"The tobacco industry is at a crossroads. There's a need for change," expert says
NEW ORLEANS -- "There's a debate, there a battle over nicotine." Lou Maiellano, tobacco consultant and former tobacco category manager, said a wave of new products are coming, potentially accelerated by impending federal intervention that would give the Food & Drug Administration (FDA) jurisdiction over all tobacco products.
Speaking at the Tobacco Plus Expo 2009, Maiellano shared with several dozen retailers how a plethora of noncombustible nicotine products are being produced by small and large companies across the country. Beyond the buzz of snus, he listed nicotine [image-nocss] water, a nicotine inhaler sprayed into the mouth, a nicotine-based hand lotion that comes in cucumber and other fresh fragrances.
With that, he said in understatement, "Times are changing and we need to adapt to that."
From Philip Morris and R.J. Reynolds to Swedish Match and Star Scientific to obscure companies in small niches, invention and innovation could radically reshape a tobacco industry currently driven by cigarettes. Even cigarettes, Maiellano noted, could be altered by e-cigarettesrechargeable cigarettes that can be plugged into your laptop.
"Imagine going to your doctor and getting a prescription for pills of Marlboro?" he said. "We all say it will never happen. But why couldn't cigarettes be safe. If I have an IPod with 80 gig...why not?"
With that, Maiellano challenged retailers, primarily tobacco outlets in the audience, to revisit how they present the tobacco category.
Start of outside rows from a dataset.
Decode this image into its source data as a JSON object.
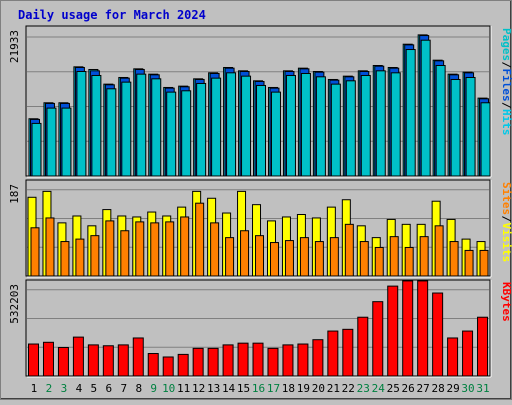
{
  "title": "Daily usage for March 2024",
  "colors": {
    "background": "#c0c0c0",
    "panel": "#c0c0c0",
    "grid": "#808080",
    "hits": "#00c8e8",
    "files": "#0050d8",
    "pages": "#00c0c8",
    "visits": "#ffff00",
    "sites": "#ff8000",
    "kbytes": "#ff0000",
    "weekday_label": "#000000",
    "weekend_label": "#008040",
    "title": "#0000cc"
  },
  "chart_data": [
    {
      "type": "bar",
      "panel": "top",
      "y_label": "21933",
      "ylim": [
        0,
        21933
      ],
      "legend": [
        "Pages",
        "Files",
        "Hits"
      ],
      "categories": [
        "1",
        "2",
        "3",
        "4",
        "5",
        "6",
        "7",
        "8",
        "9",
        "10",
        "11",
        "12",
        "13",
        "14",
        "15",
        "16",
        "17",
        "18",
        "19",
        "20",
        "21",
        "22",
        "23",
        "24",
        "25",
        "26",
        "27",
        "28",
        "29",
        "30",
        "31"
      ],
      "series": [
        {
          "name": "Hits",
          "values": [
            8600,
            11000,
            11000,
            16400,
            16000,
            13800,
            14800,
            16100,
            15300,
            13300,
            13500,
            14600,
            15500,
            16300,
            15800,
            14300,
            13300,
            15800,
            16200,
            15700,
            14500,
            15000,
            15800,
            16600,
            16300,
            19800,
            21200,
            17400,
            15300,
            15600,
            11700
          ]
        },
        {
          "name": "Files",
          "values": [
            8500,
            10900,
            10900,
            16300,
            15800,
            13700,
            14700,
            16000,
            15200,
            13200,
            13400,
            14500,
            15400,
            16200,
            15700,
            14200,
            13200,
            15700,
            16100,
            15600,
            14400,
            14900,
            15700,
            16500,
            16200,
            19700,
            21100,
            17300,
            15200,
            15500,
            11600
          ]
        },
        {
          "name": "Pages",
          "values": [
            7900,
            10200,
            10200,
            15700,
            15100,
            13100,
            14100,
            15300,
            14600,
            12600,
            12800,
            13900,
            14700,
            15500,
            15000,
            13600,
            12600,
            15100,
            15400,
            14900,
            13800,
            14300,
            15100,
            15800,
            15500,
            19000,
            20400,
            16600,
            14500,
            14800,
            11000
          ]
        }
      ]
    },
    {
      "type": "bar",
      "panel": "middle",
      "y_label": "187",
      "ylim": [
        0,
        187
      ],
      "legend": [
        "Sites",
        "Visits"
      ],
      "categories": [
        "1",
        "2",
        "3",
        "4",
        "5",
        "6",
        "7",
        "8",
        "9",
        "10",
        "11",
        "12",
        "13",
        "14",
        "15",
        "16",
        "17",
        "18",
        "19",
        "20",
        "21",
        "22",
        "23",
        "24",
        "25",
        "26",
        "27",
        "28",
        "29",
        "30",
        "31"
      ],
      "series": [
        {
          "name": "Visits",
          "values": [
            160,
            172,
            108,
            122,
            102,
            135,
            122,
            120,
            130,
            122,
            140,
            172,
            158,
            128,
            172,
            145,
            112,
            120,
            125,
            118,
            140,
            155,
            102,
            78,
            115,
            105,
            105,
            152,
            115,
            75,
            70
          ]
        },
        {
          "name": "Sites",
          "values": [
            98,
            118,
            70,
            75,
            82,
            112,
            92,
            110,
            108,
            110,
            120,
            148,
            108,
            78,
            92,
            82,
            68,
            72,
            78,
            70,
            78,
            105,
            70,
            58,
            80,
            58,
            80,
            102,
            70,
            52,
            52
          ]
        }
      ]
    },
    {
      "type": "bar",
      "panel": "bottom",
      "y_label": "532203",
      "ylim": [
        0,
        532203
      ],
      "legend": [
        "KBytes"
      ],
      "categories": [
        "1",
        "2",
        "3",
        "4",
        "5",
        "6",
        "7",
        "8",
        "9",
        "10",
        "11",
        "12",
        "13",
        "14",
        "15",
        "16",
        "17",
        "18",
        "19",
        "20",
        "21",
        "22",
        "23",
        "24",
        "25",
        "26",
        "27",
        "28",
        "29",
        "30",
        "31"
      ],
      "series": [
        {
          "name": "KBytes",
          "values": [
            185000,
            195000,
            165000,
            225000,
            180000,
            175000,
            180000,
            220000,
            130000,
            110000,
            125000,
            160000,
            160000,
            180000,
            190000,
            190000,
            160000,
            180000,
            185000,
            210000,
            260000,
            270000,
            340000,
            430000,
            520000,
            550000,
            550000,
            480000,
            220000,
            260000,
            340000
          ]
        }
      ]
    }
  ],
  "x_labels": [
    {
      "text": "1",
      "weekend": false
    },
    {
      "text": "2",
      "weekend": true
    },
    {
      "text": "3",
      "weekend": true
    },
    {
      "text": "4",
      "weekend": false
    },
    {
      "text": "5",
      "weekend": false
    },
    {
      "text": "6",
      "weekend": false
    },
    {
      "text": "7",
      "weekend": false
    },
    {
      "text": "8",
      "weekend": false
    },
    {
      "text": "9",
      "weekend": true
    },
    {
      "text": "10",
      "weekend": true
    },
    {
      "text": "11",
      "weekend": false
    },
    {
      "text": "12",
      "weekend": false
    },
    {
      "text": "13",
      "weekend": false
    },
    {
      "text": "14",
      "weekend": false
    },
    {
      "text": "15",
      "weekend": false
    },
    {
      "text": "16",
      "weekend": true
    },
    {
      "text": "17",
      "weekend": true
    },
    {
      "text": "18",
      "weekend": false
    },
    {
      "text": "19",
      "weekend": false
    },
    {
      "text": "20",
      "weekend": false
    },
    {
      "text": "21",
      "weekend": false
    },
    {
      "text": "22",
      "weekend": false
    },
    {
      "text": "23",
      "weekend": true
    },
    {
      "text": "24",
      "weekend": true
    },
    {
      "text": "25",
      "weekend": false
    },
    {
      "text": "26",
      "weekend": false
    },
    {
      "text": "27",
      "weekend": false
    },
    {
      "text": "28",
      "weekend": false
    },
    {
      "text": "29",
      "weekend": false
    },
    {
      "text": "30",
      "weekend": true
    },
    {
      "text": "31",
      "weekend": true
    }
  ]
}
He offered the same challenge to convenience stores that are frequently bound by lucrative contracts with the majors that limit the amount of space allocated to nonpremium brands.
Create a No Smoke Zone, an Alternative Zone and other eye-catching displays that maximize segmentation, he said. "If you want to grow snus, you have a snus category. If you want to grow alternatives, you have an alternatives' category."
Radical thinking, perhaps, Maiellano acknowledged. But the best retailers are the once who anticipate behavioral changes and help drive that change, he said, noting the sweeping shift in the cold vault where water and energy drinks consume an increasingly large share of space.
"The tobacco industry is at a crossroads. There's a need for change," he said. "If tobacco fails, then we have the greatest opportunity to also fail."
Maiellano has 25 years experience and is a broadly experienced marketing/sales manager with significant credentials in the convenience store and tobacco business. Most recently, he was national category manager for Sunoco, where he created and managed strategy and profitability for the $395 million tobacco category. He has also held operational positions at Sunoco, Mobil, Macaroni Grill and Wawa. He directed the management of staffing, training, sales and marketing programs, financial management and both corporate and vendor relationships. And he has operated many successful food-related programs including Burger King, McDonalds, Taco Bell, Vie DeFrance, Parlor Pizza, Country Chicken, City Deli and Gulliver's Coffee.